Folded carefully, the boat will float.
Resting on the water’s surface, the boat will become damp.
Soaking over time, the boat will sink.
Water rusts scissors. Water erodes rock. Water drowns paper.
Look around. The world has been carefully crafted and prudently packaged. We live in sand castles. We sculpt and shape our surroundings and then pat ourselves on the back, because our life span is a single grain compared to that of the earth, and we won’t live to see the tide come in.
Make a paper boat. Watch it bob up and down on the surface. Feel calm, maybe even pride. But be aware that the boat will be swallowed by a wave so soft that its foam will never grace the shore.
‘Wow! Look at the stars,’ said the child at my side.
We were in a transparent marquee waiting for a concert to begin and white lights were flickering above our heads. They continued to flicker throughout the concert, but they weren’t stars. They were reflections from mobile phone screens.

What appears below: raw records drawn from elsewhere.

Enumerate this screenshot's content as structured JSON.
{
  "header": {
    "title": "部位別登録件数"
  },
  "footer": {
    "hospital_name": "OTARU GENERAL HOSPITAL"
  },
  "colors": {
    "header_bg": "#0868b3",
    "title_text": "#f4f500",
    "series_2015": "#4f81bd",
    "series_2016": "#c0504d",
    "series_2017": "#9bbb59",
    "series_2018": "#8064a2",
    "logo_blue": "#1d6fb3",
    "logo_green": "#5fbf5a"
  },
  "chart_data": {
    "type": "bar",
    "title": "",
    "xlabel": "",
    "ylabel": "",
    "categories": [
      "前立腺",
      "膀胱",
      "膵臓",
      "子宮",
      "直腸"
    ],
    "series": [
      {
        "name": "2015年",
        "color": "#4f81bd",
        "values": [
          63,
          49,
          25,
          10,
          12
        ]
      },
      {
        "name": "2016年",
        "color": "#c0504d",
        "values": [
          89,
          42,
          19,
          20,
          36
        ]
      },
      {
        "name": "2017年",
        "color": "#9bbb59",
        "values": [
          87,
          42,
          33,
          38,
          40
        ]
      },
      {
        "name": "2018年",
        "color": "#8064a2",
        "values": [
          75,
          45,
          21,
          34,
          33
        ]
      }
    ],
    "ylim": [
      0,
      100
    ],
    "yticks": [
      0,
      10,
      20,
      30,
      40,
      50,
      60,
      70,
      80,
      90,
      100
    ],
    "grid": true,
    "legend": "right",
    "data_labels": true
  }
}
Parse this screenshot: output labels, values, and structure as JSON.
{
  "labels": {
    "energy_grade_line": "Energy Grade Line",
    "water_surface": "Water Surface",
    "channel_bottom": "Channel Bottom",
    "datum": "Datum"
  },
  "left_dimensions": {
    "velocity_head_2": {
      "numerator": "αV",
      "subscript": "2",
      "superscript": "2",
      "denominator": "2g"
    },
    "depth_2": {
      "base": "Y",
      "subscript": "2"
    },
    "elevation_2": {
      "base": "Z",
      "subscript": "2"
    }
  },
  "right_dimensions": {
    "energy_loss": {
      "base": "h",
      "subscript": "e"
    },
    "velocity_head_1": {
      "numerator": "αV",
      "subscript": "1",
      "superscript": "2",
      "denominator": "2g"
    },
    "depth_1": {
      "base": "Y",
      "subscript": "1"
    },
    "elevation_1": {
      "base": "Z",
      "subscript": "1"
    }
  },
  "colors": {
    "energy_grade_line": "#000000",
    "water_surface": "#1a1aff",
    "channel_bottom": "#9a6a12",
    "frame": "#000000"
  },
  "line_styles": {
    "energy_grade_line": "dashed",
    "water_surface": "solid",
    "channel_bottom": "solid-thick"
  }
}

I want to blur the lines between me and you,
the carefully crafted contours we’ve worked hard to create.
The wall we’ve built in our digital age
is a wedge that will age while you stand strong.
But in these seconds of solace while the sentinel is gone,
let me creep through the cracks to where I belong.
I want the freckles that cling to my nose to be dew drops.
I want birds to perch on my barky skin
and blades of grass to sprout from my scalp.
I want to associate seasons with colours,
not with customary commitments.
I want to feel the weather inside of me.
Don’t send me rainwater in the stream of photons from a handheld screen.
Don’t tell me about tomorrow, I want to know today.
Don’t give me sun, wind and rain: make me wet, sweat, sweep me away.
I want to finger the paper as the raindrops make it translucent
and then feel how it curls up in my hands as the sun dries it out.
I want you to read the creases.
I want you to see how the ink runs and blurs two words together,
I want to blur these two worlds together.